Since there isn't much data on high transverse incisions, we aren't going to be able to talk much about these. However, the theory with high transverse and vertical incisions is that the care is going to be easier -- the wound will not be below the flap of the pannus and this is going to allow for easier cleaning, improved healing, since the wound is not going to be in that warm, moist environment.

So, before we talk about which of these is the best incision, remember the best incision is the one that allows you to safely and effectively deliver that baby in a timely fashion. If there are patient-specific factors or habitus features that aren't going to allow safe delivery of the infant using one type of incision, then the incision that allows delivery is the best incision.
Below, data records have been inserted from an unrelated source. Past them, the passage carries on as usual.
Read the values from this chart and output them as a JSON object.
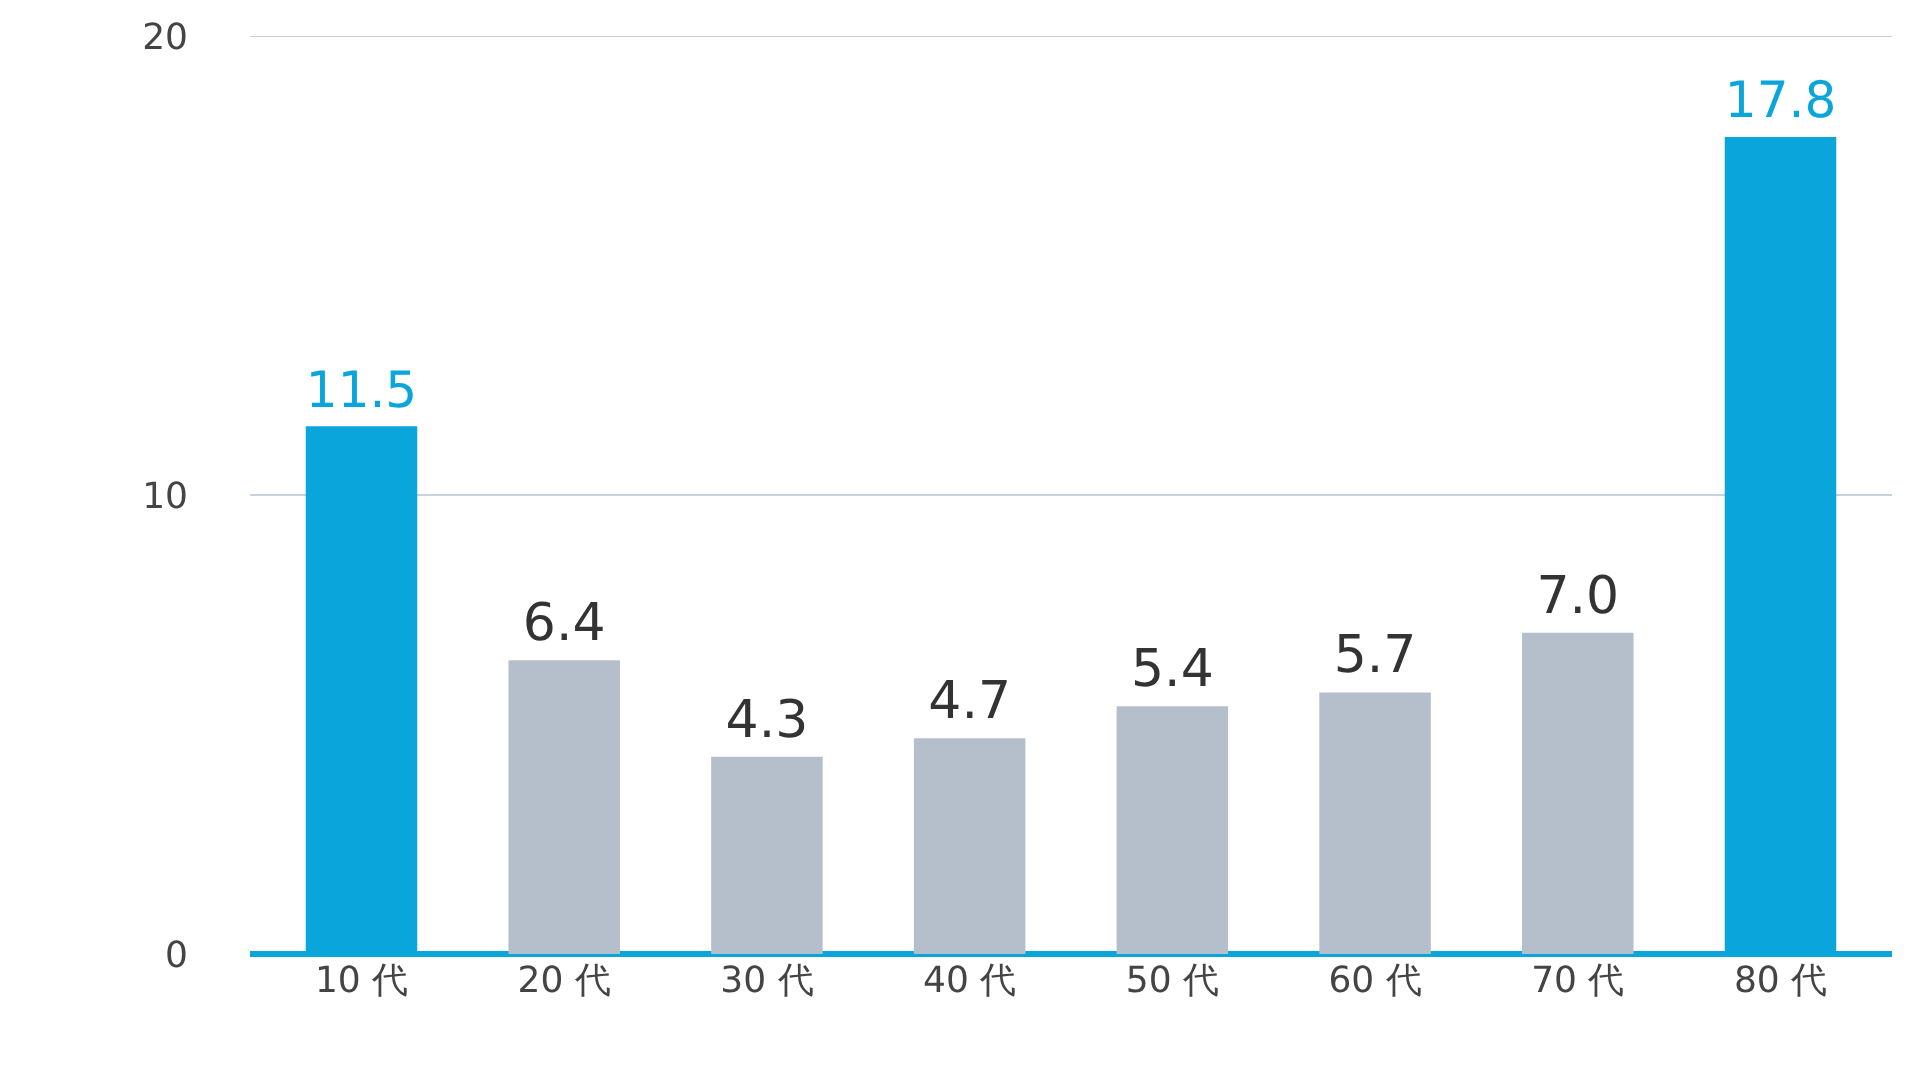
{
  "chart_data": {
    "type": "bar",
    "categories": [
      "10 代",
      "20 代",
      "30 代",
      "40 代",
      "50 代",
      "60 代",
      "70 代",
      "80 代"
    ],
    "values": [
      11.5,
      6.4,
      4.3,
      4.7,
      5.4,
      5.7,
      7.0,
      17.8
    ],
    "colors": [
      "#0aa6db",
      "#b4bfcb",
      "#b4bfcb",
      "#b4bfcb",
      "#b4bfcb",
      "#b4bfcb",
      "#b4bfcb",
      "#0aa6db"
    ],
    "value_labels": [
      "11.5",
      "6.4",
      "4.3",
      "4.7",
      "5.4",
      "5.7",
      "7.0",
      "17.8"
    ],
    "ylim": [
      0,
      20
    ],
    "yticks": [
      0,
      10,
      20
    ],
    "grid": "y",
    "legend": false
  }
}
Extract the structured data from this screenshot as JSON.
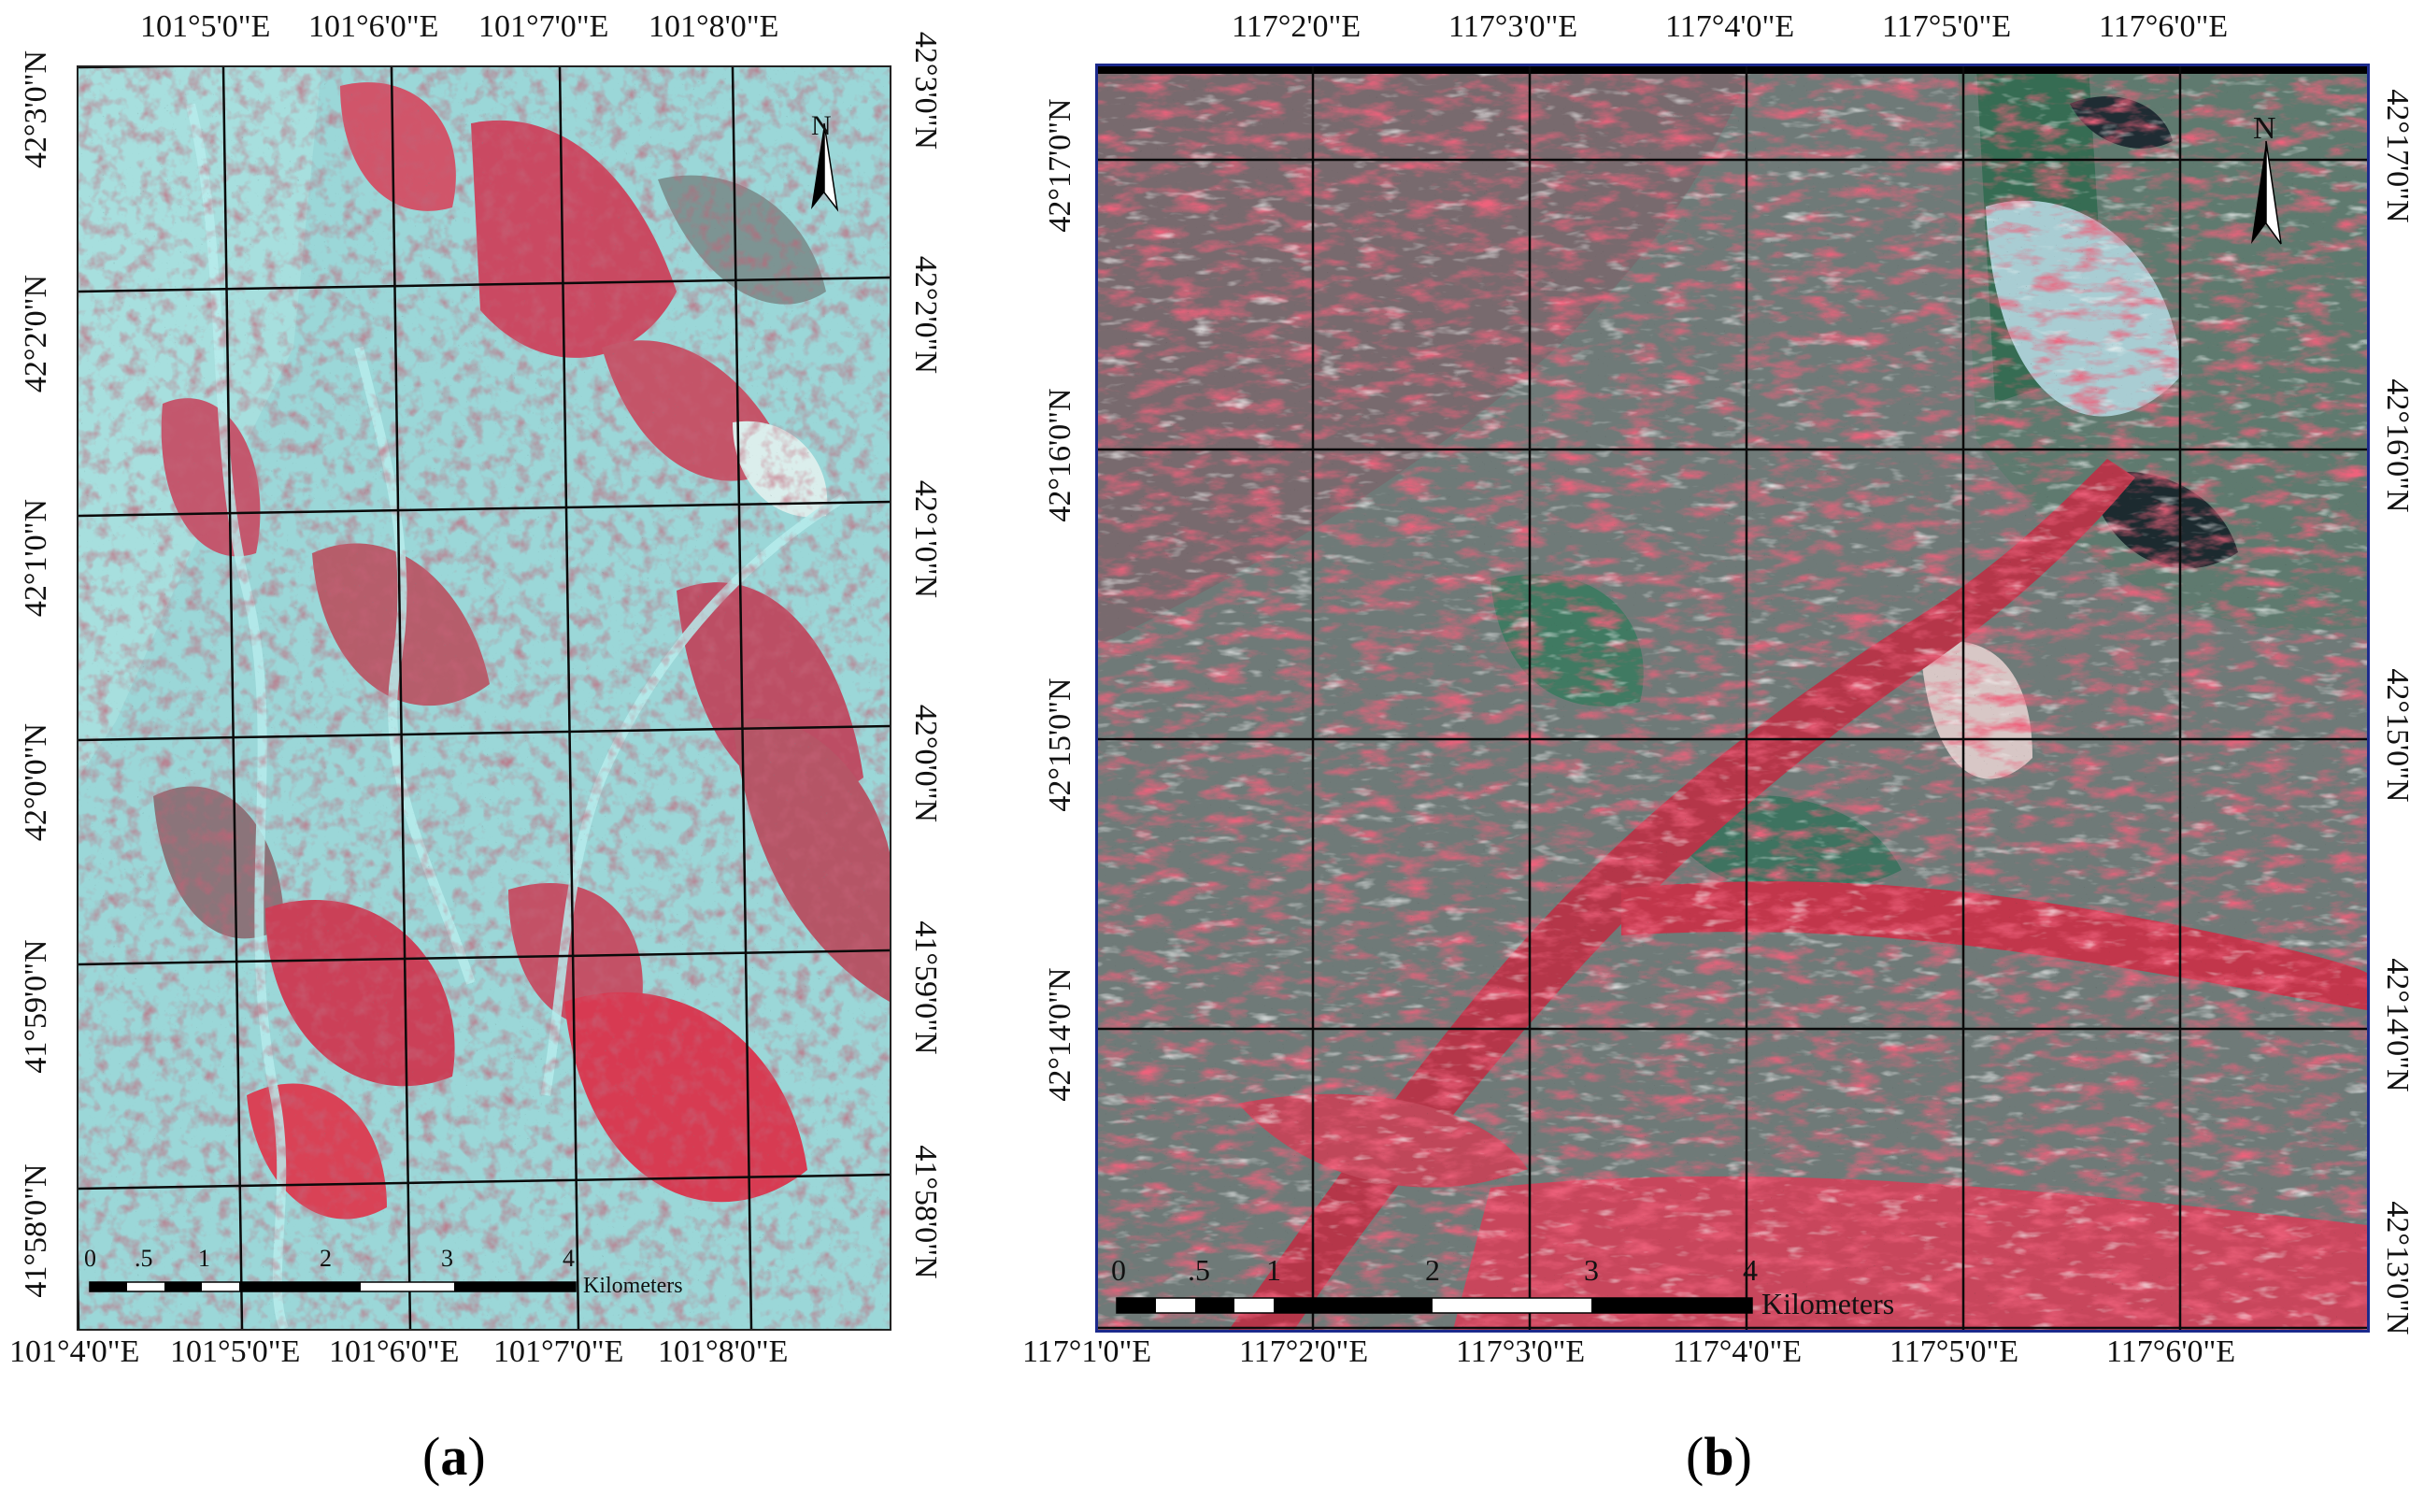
{
  "panel_a": {
    "caption_prefix": "(",
    "caption_letter": "a",
    "caption_suffix": ")",
    "top_lon_labels": [
      "101°5'0\"E",
      "101°6'0\"E",
      "101°7'0\"E",
      "101°8'0\"E"
    ],
    "bottom_lon_labels": [
      "101°4'0\"E",
      "101°5'0\"E",
      "101°6'0\"E",
      "101°7'0\"E",
      "101°8'0\"E"
    ],
    "left_lat_labels": [
      "42°3'0\"N",
      "42°2'0\"N",
      "42°1'0\"N",
      "42°0'0\"N",
      "41°59'0\"N",
      "41°58'0\"N"
    ],
    "right_lat_labels": [
      "42°3'0\"N",
      "42°2'0\"N",
      "42°1'0\"N",
      "42°0'0\"N",
      "41°59'0\"N",
      "41°58'0\"N"
    ],
    "north_label": "N",
    "scale_ticks": [
      "0",
      ".5",
      "1",
      "2",
      "3",
      "4"
    ],
    "scale_unit": "Kilometers"
  },
  "panel_b": {
    "caption_prefix": "(",
    "caption_letter": "b",
    "caption_suffix": ")",
    "top_lon_labels": [
      "117°2'0\"E",
      "117°3'0\"E",
      "117°4'0\"E",
      "117°5'0\"E",
      "117°6'0\"E"
    ],
    "bottom_lon_labels": [
      "117°1'0\"E",
      "117°2'0\"E",
      "117°3'0\"E",
      "117°4'0\"E",
      "117°5'0\"E",
      "117°6'0\"E"
    ],
    "left_lat_labels": [
      "42°17'0\"N",
      "42°16'0\"N",
      "42°15'0\"N",
      "42°14'0\"N"
    ],
    "right_lat_labels": [
      "42°17'0\"N",
      "42°16'0\"N",
      "42°15'0\"N",
      "42°14'0\"N",
      "42°13'0\"N"
    ],
    "north_label": "N",
    "scale_ticks": [
      "0",
      ".5",
      "1",
      "2",
      "3",
      "4"
    ],
    "scale_unit": "Kilometers"
  },
  "colors": {
    "vegetation_red": "#d8283c",
    "bare_cyan": "#8fd3d6",
    "soil_grey": "#6f7a78",
    "grid_line": "#0a0a0a",
    "frame_b": "#1c2a8c"
  }
}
But if you do have a choice of incisions, which one is going to give the best patient outcome?

So, let's look first at wound breakdown. There are data that suggest that vertical incisions have a higher rate of breakdown and infection than transverse incisions when you follow them out to 6 weeks postpartum, and this improved healing in transverse incisions persisted even among the highest BMI classes and for diabetic women, where infectious risk is a significant concern. There are other data that suggest that vertical incisions have a lower complication rate, but no difference in composite maternal morbidity rates when assessed at the time of hospital discharge, but these data don't address delayed complications. Both of these studies are retrospective, so there's likely significant bias in how a cesarean incision was allocated.

In addition to wound breakdown, skin incision also affects other aspects of outcomes, and vertical skin incisions are associated with increases in both postoperative pain and atelectasis -- probably from decreased mobility of the patients due to pain. So, vertical incisions are also more likely to be at the level of the fundus or upper uterus and have a higher risk of requiring a classical incision, with rates varying between 14-23%. These types of uterine incisions increase the risk for the current cesarean -- they increase blood loss, they increase wound complications, pain and stress, and they further decrease patient mobility, which can further increase the risk of DVT and other complications, postpartum. So, in addition, having a classical incision also has a significant risk for complications in subsequent pregnancies, including not allowing the option for VBAC, and necessitating late preterm birth for the next pregnancy to avoid the risk of uterine rupture.

So, when we take all these data together, if the patient's habitus will allow delivery of the baby from a transverse incision, it seems that a transverse incision below the pannus is the incision of choice for women of size. This type of incision likely decreases the risk for wound breakdown, improves recovery for the mom, as well as helps avoid a high uterine incision, and optimizes safety in the next pregnancy.